Suppose your friend tells you that his phone's password matches this criteria:

• It has exactly $8$ characters long
• All the characters are distinct
• All the characters consist of lowercase English letters (a to z)
• The password is sorted in an ascending order

Unfortunately, your friend completely forgot his exact password, and needs help from you!

You have the ability to plug your friend's phone to your computer and try to input every possible password to open up his phone (without having to worry about getting those $30$ seconds wait after incorrect attempts and all).

The problem now is... how would you do it?

Idea

Looks like there is no option to solve this problem without using bruteforce technique.

As the title of this blog might hint you already, this looks like generating all combination of taking $k$ elements from $n$ elements.

In this case, generating all the combinations of all $8$ letters from the $26$ letters in the alphabet.

Putting a little bit of math, we will have exactly $\displaystyle C(26, 8) = \frac{26!}{8! \times 18!} = 1562275$ combinations, which is only around a million!

Using C++ on Generating Combinations

We can use C++ (The best programming language) for this type of problem mainly using the standard library next_permutation.

In C++, next_permutation is a standard library function that rearranges the elements of a range (e.g., a container like a vector) into the next lexicographically greater permutation.

In simpler terms, it helps you generate the next possible arrangement of elements in ascending order.

For example if you have an array $[1, 1, 2]$ then using the next permutation it will then be $[1, 2, 1]$.

Okay, but wait... aren't we suppose to find combinations? why are we talking permutations stuff?

Next Permutation Trick

We can actually utilize next_permutation to solve our problem statement!

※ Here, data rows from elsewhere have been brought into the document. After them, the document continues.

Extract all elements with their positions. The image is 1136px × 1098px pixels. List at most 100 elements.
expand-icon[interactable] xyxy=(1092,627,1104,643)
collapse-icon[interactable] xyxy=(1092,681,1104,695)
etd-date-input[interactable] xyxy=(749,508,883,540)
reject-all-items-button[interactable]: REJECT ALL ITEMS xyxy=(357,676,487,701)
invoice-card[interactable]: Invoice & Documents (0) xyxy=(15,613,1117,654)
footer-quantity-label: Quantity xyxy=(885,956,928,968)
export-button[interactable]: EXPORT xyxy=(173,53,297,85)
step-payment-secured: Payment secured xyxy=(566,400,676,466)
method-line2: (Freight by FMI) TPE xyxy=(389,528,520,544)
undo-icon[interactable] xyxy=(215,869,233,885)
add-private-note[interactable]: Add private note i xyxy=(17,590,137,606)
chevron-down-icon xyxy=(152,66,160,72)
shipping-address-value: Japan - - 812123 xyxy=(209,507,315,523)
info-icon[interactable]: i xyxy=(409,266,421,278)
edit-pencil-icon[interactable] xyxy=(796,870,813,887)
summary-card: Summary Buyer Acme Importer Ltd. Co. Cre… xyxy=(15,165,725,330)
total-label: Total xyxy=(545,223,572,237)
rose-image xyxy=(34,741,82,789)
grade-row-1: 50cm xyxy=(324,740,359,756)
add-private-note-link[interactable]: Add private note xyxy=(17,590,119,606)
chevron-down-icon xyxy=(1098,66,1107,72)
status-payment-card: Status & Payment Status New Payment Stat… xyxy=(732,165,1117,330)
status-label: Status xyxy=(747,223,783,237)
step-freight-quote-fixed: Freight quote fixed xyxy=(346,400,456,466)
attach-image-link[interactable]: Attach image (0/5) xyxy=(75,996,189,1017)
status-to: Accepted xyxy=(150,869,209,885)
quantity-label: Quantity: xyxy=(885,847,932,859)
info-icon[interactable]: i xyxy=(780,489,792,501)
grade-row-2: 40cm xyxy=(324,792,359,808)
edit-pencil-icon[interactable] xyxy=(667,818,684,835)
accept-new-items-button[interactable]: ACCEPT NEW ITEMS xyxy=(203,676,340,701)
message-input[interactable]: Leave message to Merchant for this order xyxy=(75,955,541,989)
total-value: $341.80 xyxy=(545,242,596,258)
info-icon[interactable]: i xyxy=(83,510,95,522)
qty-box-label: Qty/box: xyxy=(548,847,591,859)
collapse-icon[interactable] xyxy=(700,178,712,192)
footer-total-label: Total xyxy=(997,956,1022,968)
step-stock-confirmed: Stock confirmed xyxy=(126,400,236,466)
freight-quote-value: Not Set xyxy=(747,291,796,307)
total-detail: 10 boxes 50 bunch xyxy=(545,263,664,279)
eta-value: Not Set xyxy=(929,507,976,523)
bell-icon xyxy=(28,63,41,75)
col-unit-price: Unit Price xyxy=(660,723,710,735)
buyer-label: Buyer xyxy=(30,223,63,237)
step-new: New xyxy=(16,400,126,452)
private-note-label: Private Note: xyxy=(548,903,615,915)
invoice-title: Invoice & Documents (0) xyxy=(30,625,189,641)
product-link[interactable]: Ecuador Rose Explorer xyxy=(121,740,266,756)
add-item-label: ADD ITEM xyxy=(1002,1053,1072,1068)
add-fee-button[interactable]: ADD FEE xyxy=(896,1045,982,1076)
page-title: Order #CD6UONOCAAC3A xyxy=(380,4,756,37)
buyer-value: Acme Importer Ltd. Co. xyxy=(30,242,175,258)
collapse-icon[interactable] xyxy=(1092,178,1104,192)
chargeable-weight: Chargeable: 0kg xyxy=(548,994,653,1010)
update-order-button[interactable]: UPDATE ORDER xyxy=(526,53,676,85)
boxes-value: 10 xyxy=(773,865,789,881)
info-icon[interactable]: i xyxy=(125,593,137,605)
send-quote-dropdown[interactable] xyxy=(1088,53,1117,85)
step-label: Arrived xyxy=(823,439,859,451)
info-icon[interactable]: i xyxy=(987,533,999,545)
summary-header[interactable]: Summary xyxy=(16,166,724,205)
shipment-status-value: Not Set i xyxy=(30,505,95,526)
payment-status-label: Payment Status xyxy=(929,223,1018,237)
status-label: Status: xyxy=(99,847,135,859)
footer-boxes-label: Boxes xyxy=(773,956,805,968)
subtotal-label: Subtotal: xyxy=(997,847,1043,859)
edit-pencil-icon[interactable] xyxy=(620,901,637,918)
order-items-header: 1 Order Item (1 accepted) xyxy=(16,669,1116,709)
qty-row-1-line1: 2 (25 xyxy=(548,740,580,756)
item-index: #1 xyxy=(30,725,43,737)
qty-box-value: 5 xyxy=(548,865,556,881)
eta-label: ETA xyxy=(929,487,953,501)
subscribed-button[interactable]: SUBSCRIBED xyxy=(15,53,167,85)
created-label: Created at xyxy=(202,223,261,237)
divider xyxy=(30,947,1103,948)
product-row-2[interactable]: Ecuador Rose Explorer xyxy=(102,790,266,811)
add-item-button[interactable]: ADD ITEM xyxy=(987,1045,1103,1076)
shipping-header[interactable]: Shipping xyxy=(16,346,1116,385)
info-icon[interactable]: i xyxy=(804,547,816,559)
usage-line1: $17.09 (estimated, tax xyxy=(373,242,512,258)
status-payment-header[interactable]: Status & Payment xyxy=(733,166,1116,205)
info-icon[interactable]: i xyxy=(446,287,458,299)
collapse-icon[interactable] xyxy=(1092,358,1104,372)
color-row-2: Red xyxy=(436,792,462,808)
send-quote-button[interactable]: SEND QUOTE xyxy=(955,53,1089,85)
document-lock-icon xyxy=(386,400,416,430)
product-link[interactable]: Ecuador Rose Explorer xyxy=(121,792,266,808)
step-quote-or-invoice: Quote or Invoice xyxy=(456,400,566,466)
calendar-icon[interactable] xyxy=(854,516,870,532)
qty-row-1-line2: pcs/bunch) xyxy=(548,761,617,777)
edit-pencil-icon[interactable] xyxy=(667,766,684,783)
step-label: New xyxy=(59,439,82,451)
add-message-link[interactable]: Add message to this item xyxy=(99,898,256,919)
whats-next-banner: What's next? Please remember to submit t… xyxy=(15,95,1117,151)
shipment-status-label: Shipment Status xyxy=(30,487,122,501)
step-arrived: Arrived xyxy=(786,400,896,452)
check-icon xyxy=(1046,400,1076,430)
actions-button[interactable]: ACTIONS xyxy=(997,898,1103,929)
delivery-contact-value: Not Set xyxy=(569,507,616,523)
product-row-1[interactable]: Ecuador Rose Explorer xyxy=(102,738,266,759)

We wanted to generate all combinations of picking $k$ elements from $n$ elements.

We can do this with a simple idea.

Let's make an array / vector with size $n$, set the first $n - k$ elements with $0$ and the other $k$ elements with $1$.

And now we can use next_permutation to generate all the possibility of picking $k$ elements from $n$ elements.

The idea is that if the value is $1$ in some position, that means we have picked that position.

For an example, let's say $n=5$ and $k=2$ then we will have an initial array of $[0, 0, 0, 1, 1]$.

Now our program will generate the following possiblity:

• $[0, 0, 0, 1, 1] \rightarrow$ Picking the $4$-th and $5$-th element
• $[0, 0, 1, 0, 1] \rightarrow$ Picking the $3$-th and $5$-th element
• $[0, 0, 1, 1, 0] \rightarrow$ Picking the $3$-th and $4$-th element
• $\vdots$
• $[1, 1, 0, 0, 0] \rightarrow$ Picking the $1$-th and $2$-th element

We can be sure that all the combinations are found!

Code

The code for the solution would look like the following:

const string ALPHABET = "abcdefghijklmnopqrstuvwxyz";

int N = 26, K = 8;
vector<int> p(N, 1); // initialize all elements with the value 1
// set the N - K first elements with 0
// this way the last K elements will have the value 1
for (int i = 0; i < N - K; i++) {
    p[i] = 0;
}
do {
    string password = "";
    for (int i = 0; i < N; i++) {
        if (p[i] == 1) {
            password += ALPHABET[i];
        }
    }
    // use the password to open up the phone!
} while (next_permutation(p.begin(), p.end()));

The complexity would then be the number of possible combinations multiplied by the complexity of next_permutation itself which is at most $O(n)$¹.

So the total complexity would be around $O(C(n, k) \cdot n)$, not too bad! (I've actually tried running the code and it performs fast)

In Summary

If you ever need to generate a combination of picking $k$ elements of $n$ elements, try using this next_permutation trick!